Matt Elliott Contributor
Matt Elliott, a technology writer for more than a decade, is a PC tester and Mac user based in New Hampshire.
Matt Elliott
2 min read

Screenshot by Matt Elliott/CNET

Wish you hadn't just hit send on a email? Gmail's Undo Send feature gives you 30 seconds to put a stop to a regrettable email. Really, all it does delay the sending of any email -- up to 30 seconds. Chrome extension Dmail provides an alternate way to pull back an email, though it doesn't cover all of your tracks.

Dmail adds two items to your Gmail account. First, it adds a line to the Compose window with a toggle switch to enable or disable the extension and, if enabled, a time in the future to destroy the email: Never, In 1 hour, In 1 day or In 1 week. The second item lets you destroy any email you sent previously with Dmail. Click All Dmails at the top of your Gmail inbox to view a list or your emails sent with Dmail, any of which you can open and hit a Revoke Email button.

An email revoked by either method does not erase all evidence of your message. The email will remain in the recipient's inbox, but the message's content will now be encrypted and unreadable. (Or more accurately stated, the encryption key will be revoked for the already encrypted email.) The subject line of a revoked email, however, remains unchanged and very readable, which means an angry email with an ALL CAPS subject line could still cause you trouble.

Recipients do not need to have Dmail installed to read emails.

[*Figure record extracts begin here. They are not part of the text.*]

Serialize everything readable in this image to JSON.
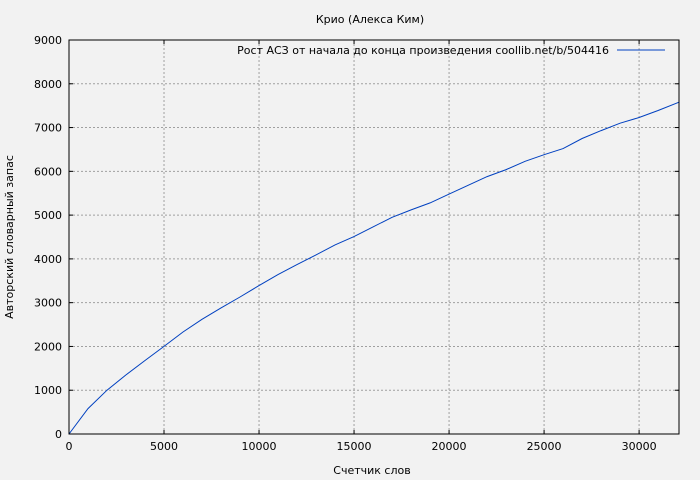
{
  "chart_data": {
    "type": "line",
    "title": "Крио (Алекса Ким)",
    "xlabel": "Счетчик слов",
    "ylabel": "Авторский словарный запас",
    "xlim": [
      0,
      32100
    ],
    "ylim": [
      0,
      9000
    ],
    "xticks": [
      0,
      5000,
      10000,
      15000,
      20000,
      25000,
      30000
    ],
    "yticks": [
      0,
      1000,
      2000,
      3000,
      4000,
      5000,
      6000,
      7000,
      8000,
      9000
    ],
    "grid": true,
    "legend_position": "top-right",
    "colors": {
      "line": "#0040c0",
      "background": "#f2f2f2",
      "grid": "#a0a0a0"
    },
    "series": [
      {
        "name": "Рост АСЗ от начала до конца произведения  coollib.net/b/504416",
        "x": [
          0,
          1000,
          2000,
          3000,
          4000,
          5000,
          6000,
          7000,
          8000,
          9000,
          10000,
          11000,
          12000,
          13000,
          14000,
          15000,
          16000,
          17000,
          18000,
          19000,
          20000,
          21000,
          22000,
          23000,
          24000,
          25000,
          26000,
          27000,
          28000,
          29000,
          30000,
          31000,
          32100
        ],
        "y": [
          0,
          580,
          1000,
          1350,
          1680,
          2000,
          2330,
          2620,
          2880,
          3130,
          3390,
          3640,
          3870,
          4090,
          4320,
          4510,
          4730,
          4950,
          5120,
          5280,
          5480,
          5680,
          5880,
          6040,
          6230,
          6380,
          6520,
          6750,
          6930,
          7100,
          7230,
          7390,
          7580
        ]
      }
    ]
  }
}
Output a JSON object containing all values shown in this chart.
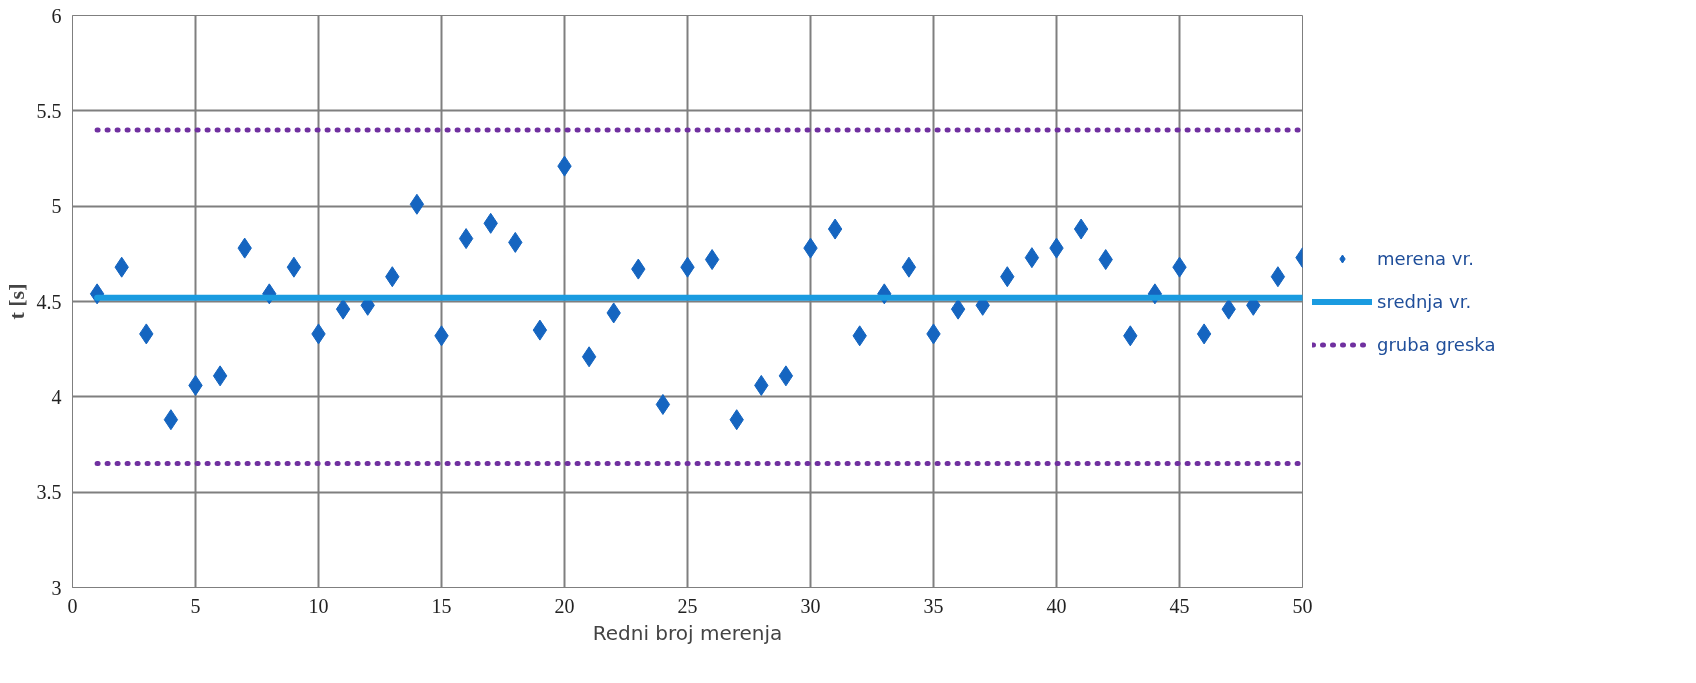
{
  "chart_data": {
    "type": "scatter",
    "xlabel": "Redni broj merenja",
    "ylabel": "t [s]",
    "xlim": [
      0,
      50
    ],
    "ylim": [
      3,
      6
    ],
    "xticks": [
      0,
      5,
      10,
      15,
      20,
      25,
      30,
      35,
      40,
      45,
      50
    ],
    "yticks": [
      3,
      3.5,
      4,
      4.5,
      5,
      5.5,
      6
    ],
    "grid": true,
    "legend": "right",
    "x": [
      1,
      2,
      3,
      4,
      5,
      6,
      7,
      8,
      9,
      10,
      11,
      12,
      13,
      14,
      15,
      16,
      17,
      18,
      19,
      20,
      21,
      22,
      23,
      24,
      25,
      26,
      27,
      28,
      29,
      30,
      31,
      32,
      33,
      34,
      35,
      36,
      37,
      38,
      39,
      40,
      41,
      42,
      43,
      44,
      45,
      46,
      47,
      48,
      49,
      50
    ],
    "series": [
      {
        "name": "merena vr.",
        "marker": "diamond",
        "color": "#1565c0",
        "values": [
          4.54,
          4.68,
          4.33,
          3.88,
          4.06,
          4.11,
          4.78,
          4.54,
          4.68,
          4.33,
          4.46,
          4.48,
          4.63,
          5.01,
          4.32,
          4.83,
          4.91,
          4.81,
          4.35,
          5.21,
          4.21,
          4.44,
          4.67,
          3.96,
          4.68,
          4.72,
          3.88,
          4.06,
          4.11,
          4.78,
          4.88,
          4.32,
          4.54,
          4.68,
          4.33,
          4.46,
          4.48,
          4.63,
          4.73,
          4.78,
          4.88,
          4.72,
          4.32,
          4.54,
          4.68,
          4.33,
          4.46,
          4.48,
          4.63,
          4.73
        ]
      },
      {
        "name": "srednja vr.",
        "type": "line",
        "line_style": "solid",
        "marker": "none",
        "color": "#1a9be0",
        "values": [
          4.52,
          4.52,
          4.52,
          4.52,
          4.52,
          4.52,
          4.52,
          4.52,
          4.52,
          4.52,
          4.52,
          4.52,
          4.52,
          4.52,
          4.52,
          4.52,
          4.52,
          4.52,
          4.52,
          4.52,
          4.52,
          4.52,
          4.52,
          4.52,
          4.52,
          4.52,
          4.52,
          4.52,
          4.52,
          4.52,
          4.52,
          4.52,
          4.52,
          4.52,
          4.52,
          4.52,
          4.52,
          4.52,
          4.52,
          4.52,
          4.52,
          4.52,
          4.52,
          4.52,
          4.52,
          4.52,
          4.52,
          4.52,
          4.52,
          4.52
        ]
      },
      {
        "name": "gruba greska",
        "type": "line",
        "line_style": "dotted",
        "marker": "none",
        "color": "#7030a0",
        "values": [
          5.4,
          5.4,
          5.4,
          5.4,
          5.4,
          5.4,
          5.4,
          5.4,
          5.4,
          5.4,
          5.4,
          5.4,
          5.4,
          5.4,
          5.4,
          5.4,
          5.4,
          5.4,
          5.4,
          5.4,
          5.4,
          5.4,
          5.4,
          5.4,
          5.4,
          5.4,
          5.4,
          5.4,
          5.4,
          5.4,
          5.4,
          5.4,
          5.4,
          5.4,
          5.4,
          5.4,
          5.4,
          5.4,
          5.4,
          5.4,
          5.4,
          5.4,
          5.4,
          5.4,
          5.4,
          5.4,
          5.4,
          5.4,
          5.4,
          5.4
        ]
      },
      {
        "type": "line",
        "line_style": "dotted",
        "marker": "none",
        "color": "#7030a0",
        "values": [
          3.65,
          3.65,
          3.65,
          3.65,
          3.65,
          3.65,
          3.65,
          3.65,
          3.65,
          3.65,
          3.65,
          3.65,
          3.65,
          3.65,
          3.65,
          3.65,
          3.65,
          3.65,
          3.65,
          3.65,
          3.65,
          3.65,
          3.65,
          3.65,
          3.65,
          3.65,
          3.65,
          3.65,
          3.65,
          3.65,
          3.65,
          3.65,
          3.65,
          3.65,
          3.65,
          3.65,
          3.65,
          3.65,
          3.65,
          3.65,
          3.65,
          3.65,
          3.65,
          3.65,
          3.65,
          3.65,
          3.65,
          3.65,
          3.65,
          3.65
        ]
      }
    ]
  }
}
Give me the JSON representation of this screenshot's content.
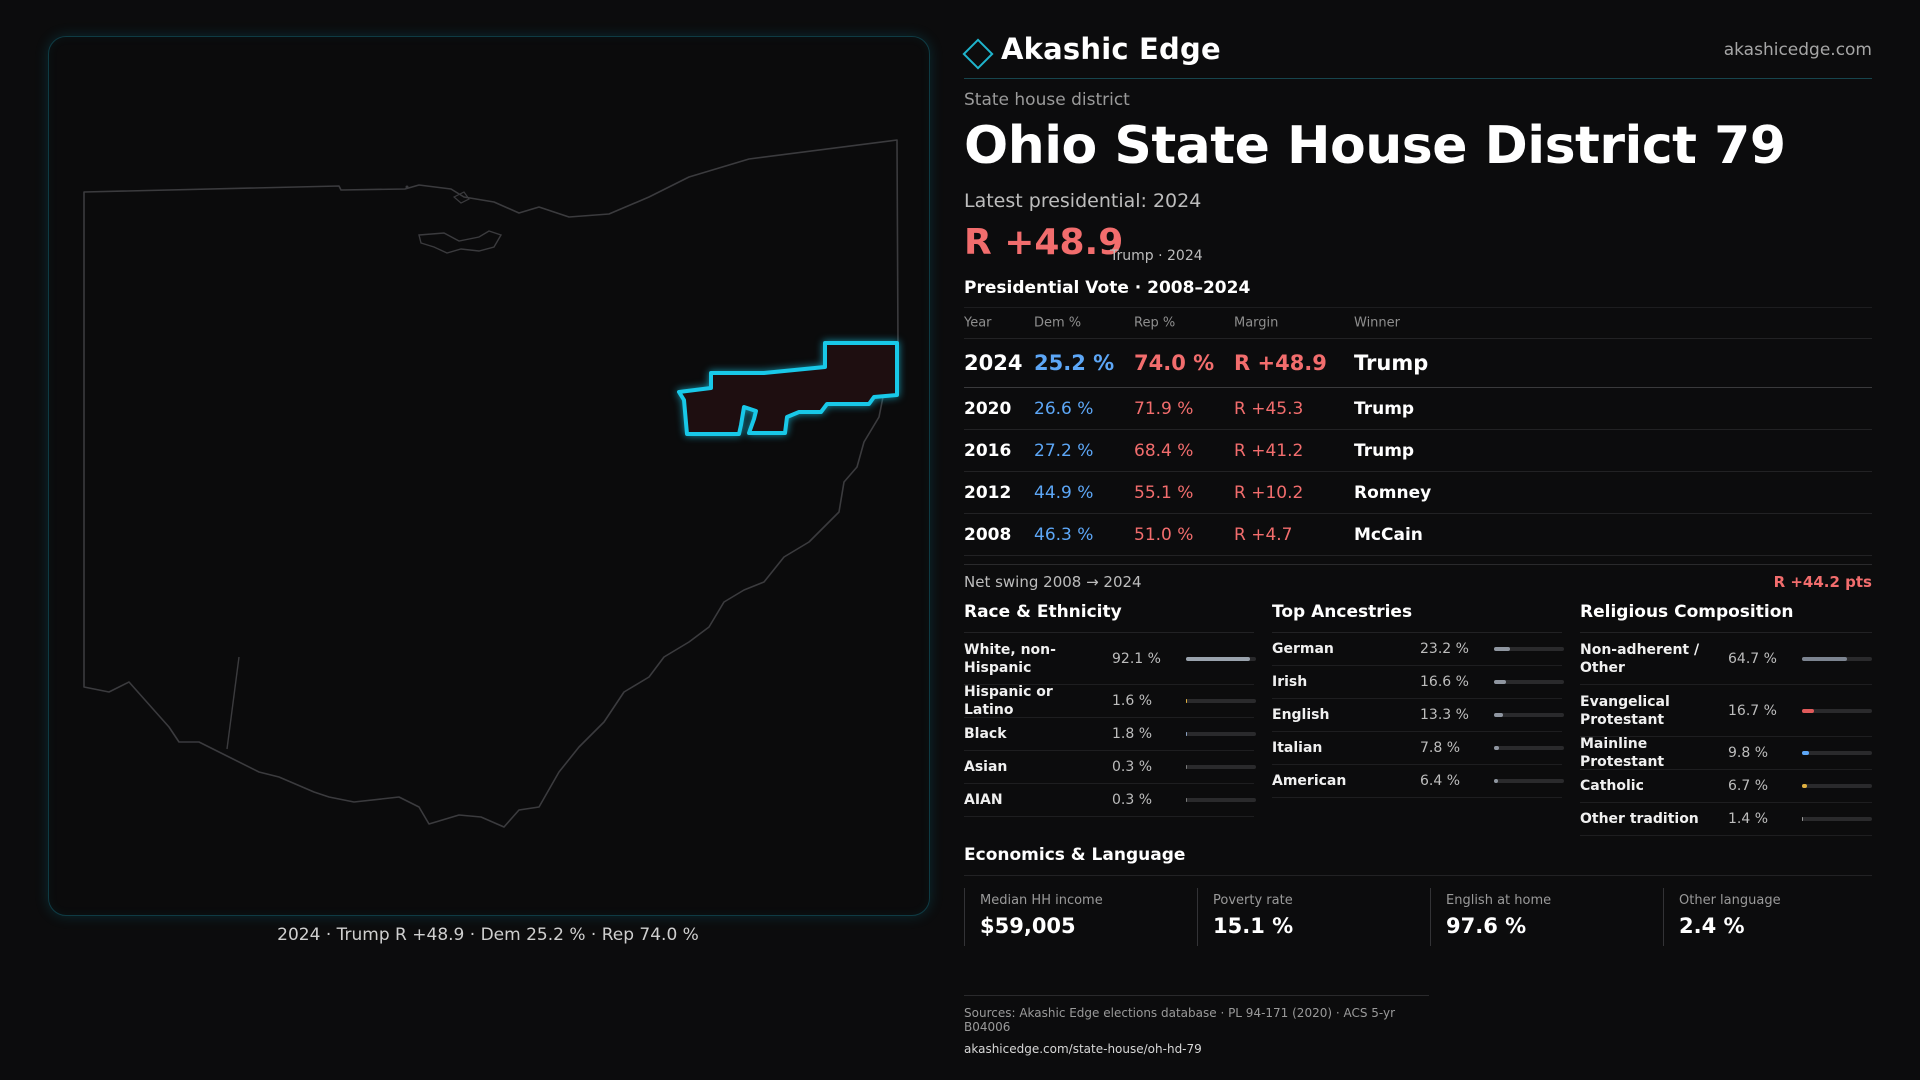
{
  "brand": {
    "name": "Akashic Edge",
    "url": "akashicedge.com",
    "accent": "#1fb4cc"
  },
  "header": {
    "kicker": "State house district",
    "title": "Ohio State House District 79",
    "latest_label": "Latest presidential: 2024",
    "margin": "R +48.9",
    "margin_sub": "Trump · 2024"
  },
  "map": {
    "caption": "2024 · Trump R +48.9 · Dem 25.2 % · Rep 74.0 %",
    "highlight_color": "#18c8e8",
    "state": "Ohio",
    "district": "Ohio State House District 79"
  },
  "presidential": {
    "title": "Presidential Vote · 2008–2024",
    "columns": [
      "Year",
      "Dem %",
      "Rep %",
      "Margin",
      "Winner"
    ],
    "rows": [
      {
        "year": "2024",
        "dem": "25.2 %",
        "rep": "74.0 %",
        "margin": "R +48.9",
        "winner": "Trump"
      },
      {
        "year": "2020",
        "dem": "26.6 %",
        "rep": "71.9 %",
        "margin": "R +45.3",
        "winner": "Trump"
      },
      {
        "year": "2016",
        "dem": "27.2 %",
        "rep": "68.4 %",
        "margin": "R +41.2",
        "winner": "Trump"
      },
      {
        "year": "2012",
        "dem": "44.9 %",
        "rep": "55.1 %",
        "margin": "R +10.2",
        "winner": "Romney"
      },
      {
        "year": "2008",
        "dem": "46.3 %",
        "rep": "51.0 %",
        "margin": "R +4.7",
        "winner": "McCain"
      }
    ],
    "swing_label": "Net swing 2008 → 2024",
    "swing_value": "R +44.2 pts",
    "colors": {
      "dem": "#5da7f7",
      "rep": "#f26d6d"
    }
  },
  "race": {
    "title": "Race & Ethnicity",
    "rows": [
      {
        "label": "White, non-Hispanic",
        "value": "92.1 %",
        "pct": 92.1,
        "color": "#9aa3ad"
      },
      {
        "label": "Hispanic or Latino",
        "value": "1.6 %",
        "pct": 1.6,
        "color": "#e0b040"
      },
      {
        "label": "Black",
        "value": "1.8 %",
        "pct": 1.8,
        "color": "#8aa0c0"
      },
      {
        "label": "Asian",
        "value": "0.3 %",
        "pct": 0.3,
        "color": "#7a7a7a"
      },
      {
        "label": "AIAN",
        "value": "0.3 %",
        "pct": 0.3,
        "color": "#7a7a7a"
      }
    ]
  },
  "ancestry": {
    "title": "Top Ancestries",
    "rows": [
      {
        "label": "German",
        "value": "23.2 %",
        "pct": 23.2,
        "color": "#8f96a0"
      },
      {
        "label": "Irish",
        "value": "16.6 %",
        "pct": 16.6,
        "color": "#8f96a0"
      },
      {
        "label": "English",
        "value": "13.3 %",
        "pct": 13.3,
        "color": "#8f96a0"
      },
      {
        "label": "Italian",
        "value": "7.8 %",
        "pct": 7.8,
        "color": "#8f96a0"
      },
      {
        "label": "American",
        "value": "6.4 %",
        "pct": 6.4,
        "color": "#8f96a0"
      }
    ]
  },
  "religion": {
    "title": "Religious Composition",
    "rows": [
      {
        "label": "Non-adherent / Other",
        "value": "64.7 %",
        "pct": 64.7,
        "color": "#7c8490"
      },
      {
        "label": "Evangelical Protestant",
        "value": "16.7 %",
        "pct": 16.7,
        "color": "#e05a5a"
      },
      {
        "label": "Mainline Protestant",
        "value": "9.8 %",
        "pct": 9.8,
        "color": "#5da7f7"
      },
      {
        "label": "Catholic",
        "value": "6.7 %",
        "pct": 6.7,
        "color": "#e0b040"
      },
      {
        "label": "Other tradition",
        "value": "1.4 %",
        "pct": 1.4,
        "color": "#9a9a9a"
      }
    ]
  },
  "economics": {
    "title": "Economics & Language",
    "cards": [
      {
        "label": "Median HH income",
        "value": "$59,005"
      },
      {
        "label": "Poverty rate",
        "value": "15.1 %"
      },
      {
        "label": "English at home",
        "value": "97.6 %"
      },
      {
        "label": "Other language",
        "value": "2.4 %"
      }
    ]
  },
  "sources": {
    "line": "Sources: Akashic Edge elections database · PL 94-171 (2020) · ACS 5-yr B04006",
    "url": "akashicedge.com/state-house/oh-hd-79"
  }
}
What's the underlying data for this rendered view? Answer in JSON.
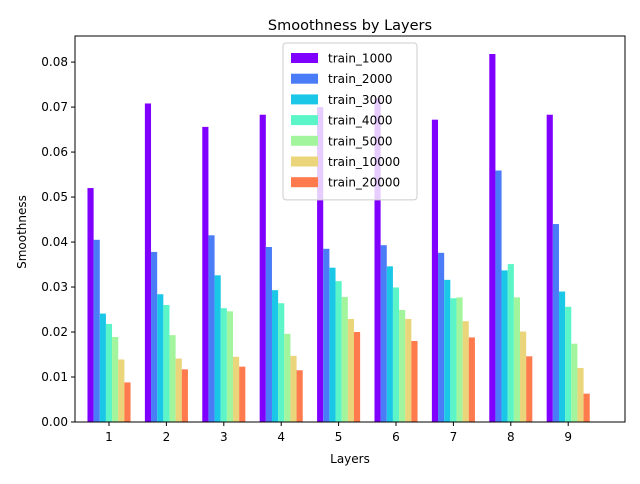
{
  "chart_data": {
    "type": "bar",
    "title": "Smoothness by Layers",
    "xlabel": "Layers",
    "ylabel": "Smoothness",
    "ylim": [
      0,
      0.0858
    ],
    "yticks": [
      "0.00",
      "0.01",
      "0.02",
      "0.03",
      "0.04",
      "0.05",
      "0.06",
      "0.07",
      "0.08"
    ],
    "ytick_values": [
      0,
      0.01,
      0.02,
      0.03,
      0.04,
      0.05,
      0.06,
      0.07,
      0.08
    ],
    "categories": [
      "1",
      "2",
      "3",
      "4",
      "5",
      "6",
      "7",
      "8",
      "9"
    ],
    "legend_position": "top-center",
    "grid": false,
    "series": [
      {
        "name": "train_1000",
        "color": "#8000ff",
        "values": [
          0.052,
          0.0708,
          0.0656,
          0.0683,
          0.07,
          0.072,
          0.0672,
          0.0818,
          0.0683
        ]
      },
      {
        "name": "train_2000",
        "color": "#4a7cf8",
        "values": [
          0.0405,
          0.0378,
          0.0415,
          0.0389,
          0.0385,
          0.0393,
          0.0376,
          0.0559,
          0.044
        ]
      },
      {
        "name": "train_3000",
        "color": "#1ac7e6",
        "values": [
          0.0241,
          0.0284,
          0.0326,
          0.0293,
          0.0343,
          0.0346,
          0.0316,
          0.0337,
          0.029
        ]
      },
      {
        "name": "train_4000",
        "color": "#5cf5c7",
        "values": [
          0.0218,
          0.026,
          0.0253,
          0.0264,
          0.0313,
          0.0299,
          0.0275,
          0.0351,
          0.0256
        ]
      },
      {
        "name": "train_5000",
        "color": "#a2f59c",
        "values": [
          0.0189,
          0.0193,
          0.0246,
          0.0196,
          0.0278,
          0.0249,
          0.0277,
          0.0277,
          0.0174
        ]
      },
      {
        "name": "train_10000",
        "color": "#ead57a",
        "values": [
          0.0139,
          0.0141,
          0.0145,
          0.0147,
          0.0229,
          0.0229,
          0.0224,
          0.0201,
          0.012
        ]
      },
      {
        "name": "train_20000",
        "color": "#ff7a4d",
        "values": [
          0.0088,
          0.0117,
          0.0123,
          0.0115,
          0.02,
          0.018,
          0.0188,
          0.0146,
          0.0063
        ]
      }
    ]
  }
}
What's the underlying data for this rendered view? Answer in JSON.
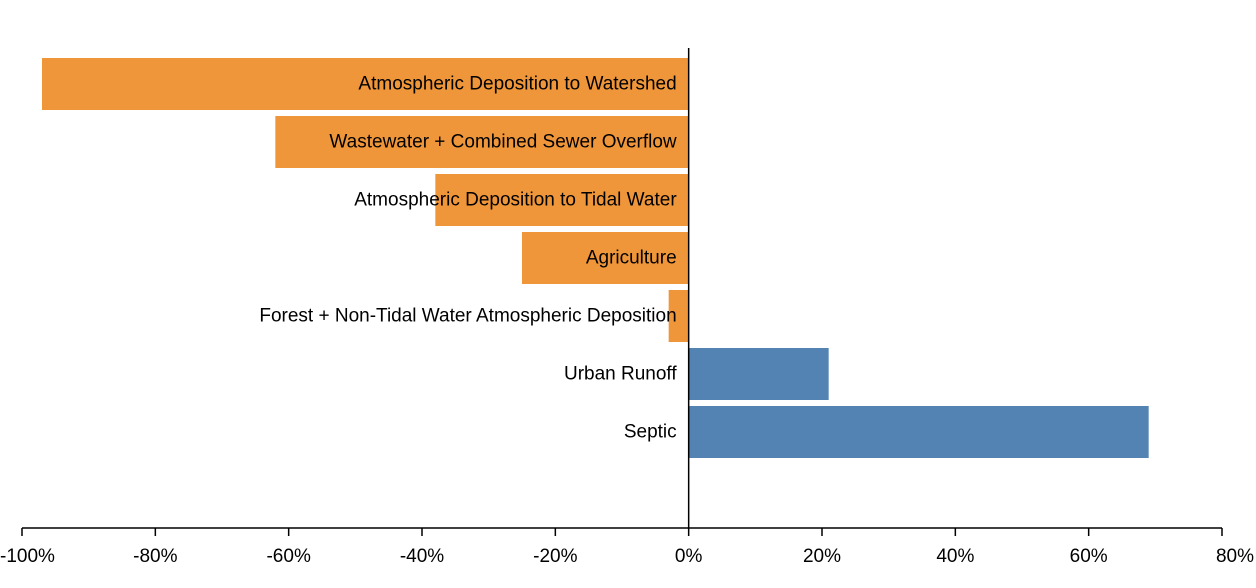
{
  "chart_data": {
    "type": "bar",
    "orientation": "horizontal",
    "categories": [
      "Atmospheric Deposition to Watershed",
      "Wastewater + Combined Sewer Overflow",
      "Atmospheric Deposition to Tidal Water",
      "Agriculture",
      "Forest + Non-Tidal Water Atmospheric Deposition",
      "Urban Runoff",
      "Septic"
    ],
    "values": [
      -97,
      -62,
      -38,
      -25,
      -3,
      21,
      69
    ],
    "xlim": [
      -100,
      80
    ],
    "xticks": [
      -100,
      -80,
      -60,
      -40,
      -20,
      0,
      20,
      40,
      60,
      80
    ],
    "xtick_labels": [
      "-100%",
      "-80%",
      "-60%",
      "-40%",
      "-20%",
      "0%",
      "20%",
      "40%",
      "60%",
      "80%"
    ],
    "colors": {
      "negative": "#f0963a",
      "positive": "#5383b3"
    },
    "grid": false,
    "legend": "none"
  }
}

In place of the content of your email, they will see a line about receiving a secure message via Dmail with a View Message button that opens your email in a Chrome tab. Recipients with Dmail, however, can read Dmails right from within Gmail.

While Dmail lets you prevent someone reading an email you sent and gives you up to a week to so automatically, it doesn't erase all evidence, making it better suited for sending the code to a lock or another bit of sensitive information you don't want hanging around forever in someone's inbox as opposed to attempting to take back a hastily worded, ill-tempered email.